Ludwick, who wrote a book about his experiences in the U.S. Merchant Marine, told these and other stories to John Thayer, an archivist at the Seamen’s Church Institute. Ludwick is one of 17 Merchant Marine veterans interviewed for the institute’s American Merchant Marine Veterans Oral History Project.

Seamen’s Church Institute, founded in 1834, is dedicated to assisting mariners worldwide. That mission, Thayer said, includes making sure Merchant Marine veterans’ stories don’t go untold.

“A lot of these folks are older,” he said. “It’s either do it now and get it on tape now or (these stories) are going to be lost forever. The Merchant Marine has not been completely forgotten, but it has been overlooked in its contribution to U.S. history.”

The Bay and Paul Foundations, of New York, awarded the Seamen’s Church a $5,000 grant earlier this year to support the project.

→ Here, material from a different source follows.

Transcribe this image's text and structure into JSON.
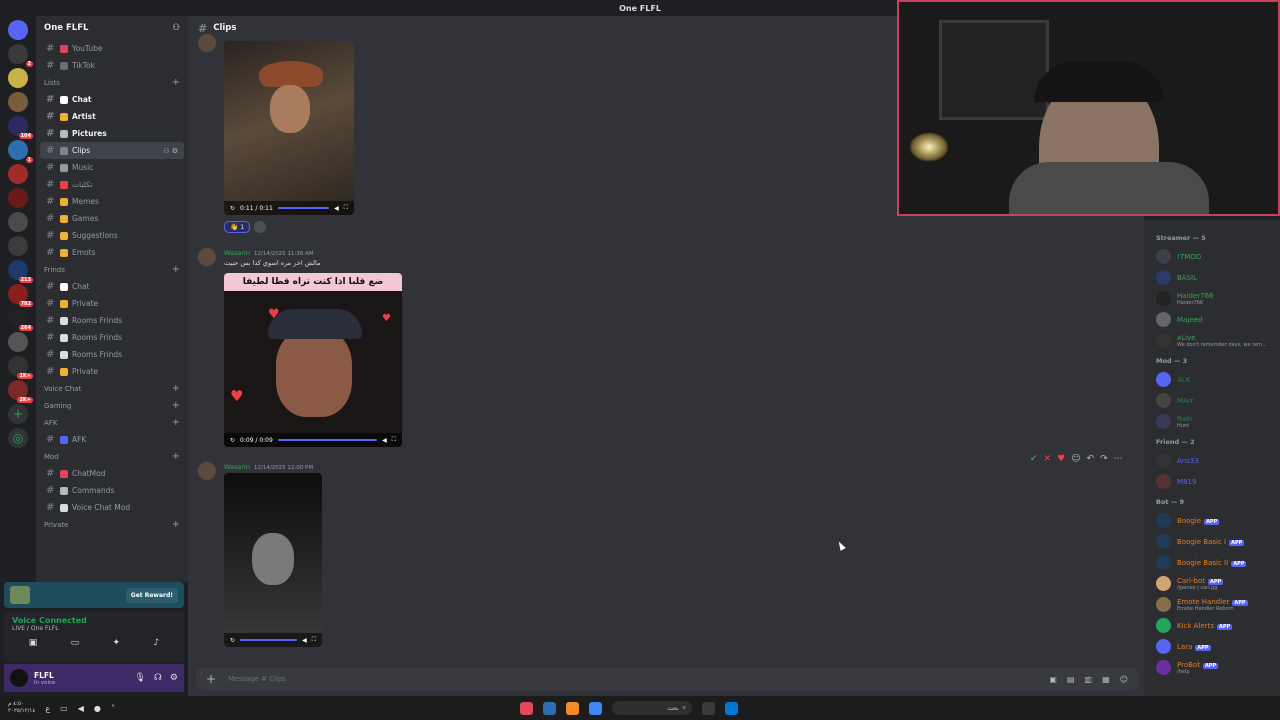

“We are going to use the money to expand the project to get more interviews from different places,” Thayer said. “I have been doing the work as part of my daily job. With this extra money we are going to be able to expand.”

Many existing interviews have been uploaded to the institute’s website. The stories are riveting.

In one segment, Merchant Marine veteran Richard Weir recalls traveling at the back of a convoy in an exposed position known as “coffin corner.” He and his shipmates had no idea another vessel in the convoy had sunk.

“I was on the watch of the bow at night at about 1 or 2 a.m. and all of a sudden I saw little lights off in the water around us,” said Weir, now a retired English professor. “Then I realized each of those lights represented one man who had turned on the little red light on his life jacket. These were seamen on this ship that had been sunk ahead of us.”

Weir, who was interviewed in January 2012, never learned the fate of those men.

Between 215,000 to 285,000 men served in the U.S. Merchant Marine during World War II, according to the website usmm.org. The men worked on ships that carried troops, armaments and other supplies for the war effort.

While Merchant Marine veterans still don’t qualify for full federal veteran benefits, they suffered the highest casualty rate of all the branches during World War II, according to the website.

Gabriel Frank, who served in the Merchant Marine from 1945 through 1968 and has worked for Seamen’s Church for many years, hopes the project will remind people about the role Merchant Mariners played in the war effort.

“A lot of seamen are passing on and a lot are getting up in age and (Thayer) is keeping us going with the memories of the Merchant Marine voyages,” said Frank, a retired probation officer interviewed in December 2011.

Ludwick, who now lives in Lyons, Kan., said his ship was harassed by submarines and air raids while crossing the Atlantic. He and his friend volunteered for double watch duty to spend New Year’s Eve in Arkhangelsk.

Although their luck soured on the train ride back to the ship, they caught a break when they arrived in Leningrad. The Russian officer in charge, who had spent time in the U.S., recognized them as Americans. He kept them separate from the other workers during four long weeks in Leningrad.

The officer and his wife ultimately helped the Americans escape. The plan was simple:

Ludwick and his friend would speed away on a snowmobile reserved for Russian dignitaries and find the railroad that would bring them back to their ship. The men learned to operate the machine from instructions translated from the Russian officer and his wife.

One clear night in late January 1945, the Americans went for it.

“They said it was 480 miles, but it was farther than that,” Ludwick said. “We got on it at night and we rode all night, all the next day and the next night without any sleep.”

They ultimately reached the tracks and later “bought (their) way back to the ship,” Ludwick said. They were missing for 30 days.About six months later, his time in the Merchant Marine was over. Two years at sea was enough.

“I came back to Kansas and said I’d never go to the ocean again.”